The payment of household and motor insurance premiums causes a serious and growing loss of national currency to almost every British and Irish community, but there is a way by which this can be reduced. Henk van Arkel, the director of the Dutch non-governmental organisation Aktie Strohalm, lives in Soest, a village within communting distance of Utrecht, in a thatched house he bought from a farmer who had built himself a spanking new residence across the road. Insuring a thatched building can be as difficult and expensive in the Netherlands as anywhere else, so van Arkel joined the local insurance co-operative, Statuten Onderlinge Branverzekering UA, which had insured the house for the farmer. "There are five hundred of these co-ops throughout Holland", he explains. "The way they work is that they collect premiums from their members based on the value of their properties and cover a proportion of the risk themselves. That keeps quite a lot of money in the community. The rest of the risk they cover by sharing it with other local co-ops by re-insuring with a mutual insurance company a lot of them own, SOBH."

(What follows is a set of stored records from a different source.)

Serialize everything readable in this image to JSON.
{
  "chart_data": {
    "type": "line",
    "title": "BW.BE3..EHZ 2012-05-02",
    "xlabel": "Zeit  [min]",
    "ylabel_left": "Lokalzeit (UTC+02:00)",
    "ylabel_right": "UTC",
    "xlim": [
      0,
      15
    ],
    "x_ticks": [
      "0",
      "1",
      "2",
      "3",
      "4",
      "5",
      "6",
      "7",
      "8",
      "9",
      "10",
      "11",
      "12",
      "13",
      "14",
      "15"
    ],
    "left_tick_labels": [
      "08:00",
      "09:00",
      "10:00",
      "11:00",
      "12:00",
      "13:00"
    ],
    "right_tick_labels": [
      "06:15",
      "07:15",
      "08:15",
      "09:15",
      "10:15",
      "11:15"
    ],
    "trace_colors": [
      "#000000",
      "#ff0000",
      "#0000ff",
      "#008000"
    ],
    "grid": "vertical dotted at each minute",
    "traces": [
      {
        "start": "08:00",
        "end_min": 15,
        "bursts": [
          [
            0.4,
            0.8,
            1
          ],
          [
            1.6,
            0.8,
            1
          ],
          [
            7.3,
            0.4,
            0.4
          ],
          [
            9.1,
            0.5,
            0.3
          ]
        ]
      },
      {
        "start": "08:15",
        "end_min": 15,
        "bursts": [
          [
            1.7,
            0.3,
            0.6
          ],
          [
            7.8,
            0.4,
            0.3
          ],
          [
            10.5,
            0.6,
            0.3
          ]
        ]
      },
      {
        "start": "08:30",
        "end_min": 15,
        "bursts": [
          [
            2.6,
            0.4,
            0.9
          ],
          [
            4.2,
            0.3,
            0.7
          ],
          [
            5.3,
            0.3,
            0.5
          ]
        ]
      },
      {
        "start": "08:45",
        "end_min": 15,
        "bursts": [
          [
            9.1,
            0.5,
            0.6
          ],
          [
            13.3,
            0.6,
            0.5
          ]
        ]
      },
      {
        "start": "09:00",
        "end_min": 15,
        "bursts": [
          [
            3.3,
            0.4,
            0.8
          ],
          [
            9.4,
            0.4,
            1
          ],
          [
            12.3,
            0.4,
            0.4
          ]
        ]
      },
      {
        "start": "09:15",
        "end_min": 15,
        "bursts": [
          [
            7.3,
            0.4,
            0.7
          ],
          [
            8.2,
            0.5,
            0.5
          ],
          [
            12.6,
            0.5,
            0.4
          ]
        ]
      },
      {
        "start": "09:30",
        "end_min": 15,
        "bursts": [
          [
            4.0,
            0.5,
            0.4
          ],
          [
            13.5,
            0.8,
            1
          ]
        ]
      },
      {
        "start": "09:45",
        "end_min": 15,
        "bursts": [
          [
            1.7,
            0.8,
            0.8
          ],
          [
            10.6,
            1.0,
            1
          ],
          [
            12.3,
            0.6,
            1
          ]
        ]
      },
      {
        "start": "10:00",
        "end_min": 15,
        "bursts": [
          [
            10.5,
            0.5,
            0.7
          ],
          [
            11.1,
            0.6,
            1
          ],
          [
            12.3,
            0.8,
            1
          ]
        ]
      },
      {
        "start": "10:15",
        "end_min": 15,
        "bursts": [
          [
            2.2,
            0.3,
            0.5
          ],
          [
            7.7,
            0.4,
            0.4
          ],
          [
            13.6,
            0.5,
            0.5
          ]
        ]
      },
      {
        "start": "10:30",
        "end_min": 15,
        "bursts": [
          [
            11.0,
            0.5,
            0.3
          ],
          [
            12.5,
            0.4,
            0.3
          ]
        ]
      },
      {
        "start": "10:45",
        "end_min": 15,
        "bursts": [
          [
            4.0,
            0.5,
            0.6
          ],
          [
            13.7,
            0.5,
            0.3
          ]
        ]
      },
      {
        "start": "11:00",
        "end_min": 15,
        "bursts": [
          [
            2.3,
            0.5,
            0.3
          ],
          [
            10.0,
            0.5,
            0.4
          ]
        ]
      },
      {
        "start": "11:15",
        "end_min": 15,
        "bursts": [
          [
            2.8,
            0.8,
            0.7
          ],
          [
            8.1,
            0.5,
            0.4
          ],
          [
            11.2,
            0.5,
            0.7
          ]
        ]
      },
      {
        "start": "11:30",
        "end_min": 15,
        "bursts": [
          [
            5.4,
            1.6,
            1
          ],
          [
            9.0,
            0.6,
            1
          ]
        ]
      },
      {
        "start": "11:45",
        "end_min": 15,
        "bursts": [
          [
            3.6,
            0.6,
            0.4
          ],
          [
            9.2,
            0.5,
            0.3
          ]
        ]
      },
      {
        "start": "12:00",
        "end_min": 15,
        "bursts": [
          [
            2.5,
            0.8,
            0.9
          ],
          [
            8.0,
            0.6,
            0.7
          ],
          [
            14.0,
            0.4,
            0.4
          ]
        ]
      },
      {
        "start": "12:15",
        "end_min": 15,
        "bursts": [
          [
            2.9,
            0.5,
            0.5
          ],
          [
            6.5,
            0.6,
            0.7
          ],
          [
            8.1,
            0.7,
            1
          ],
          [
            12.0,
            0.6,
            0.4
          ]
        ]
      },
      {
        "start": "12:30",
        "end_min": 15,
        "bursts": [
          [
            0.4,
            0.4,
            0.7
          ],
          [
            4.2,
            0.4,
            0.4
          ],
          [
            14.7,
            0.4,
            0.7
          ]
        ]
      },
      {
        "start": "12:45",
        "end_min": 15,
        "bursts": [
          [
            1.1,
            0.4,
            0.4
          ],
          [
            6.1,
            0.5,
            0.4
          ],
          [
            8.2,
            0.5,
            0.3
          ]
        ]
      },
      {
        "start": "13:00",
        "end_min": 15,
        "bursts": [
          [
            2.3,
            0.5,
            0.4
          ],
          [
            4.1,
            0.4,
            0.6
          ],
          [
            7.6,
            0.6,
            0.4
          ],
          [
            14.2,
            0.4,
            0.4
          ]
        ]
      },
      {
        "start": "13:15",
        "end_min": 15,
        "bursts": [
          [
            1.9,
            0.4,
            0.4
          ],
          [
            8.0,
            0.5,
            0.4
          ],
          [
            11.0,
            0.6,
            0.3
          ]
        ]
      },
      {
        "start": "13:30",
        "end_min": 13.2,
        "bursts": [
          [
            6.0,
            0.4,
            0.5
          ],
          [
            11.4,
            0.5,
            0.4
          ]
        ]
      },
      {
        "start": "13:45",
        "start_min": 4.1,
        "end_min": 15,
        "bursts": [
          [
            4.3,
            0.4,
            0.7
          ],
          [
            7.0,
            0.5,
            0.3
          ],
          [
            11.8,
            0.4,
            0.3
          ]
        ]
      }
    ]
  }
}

Van Arkel thinks that the system works well because with only 425 members in the Soest co-op, one's fellow-members would soon know if anyone made a false or inflated claim, and be very unhappy about it. "It would be reflected immediately in the rates of premium we all had to pay," he says. "The cost of insurance through these co-ops varies quite a lot beacuse of their claims experience but it is normally cheaper than with the commercial companies".

The co-op, which was founded by farmers in 1885, naturally has to maintain reserves to cover it if claims are greater than its share of the annual premium income. "We've got 400,000 guilders (£175,000) set aside," he says. "I don't know how big reserves the co-op kept before 1944. It didn't take out re-insurance until then."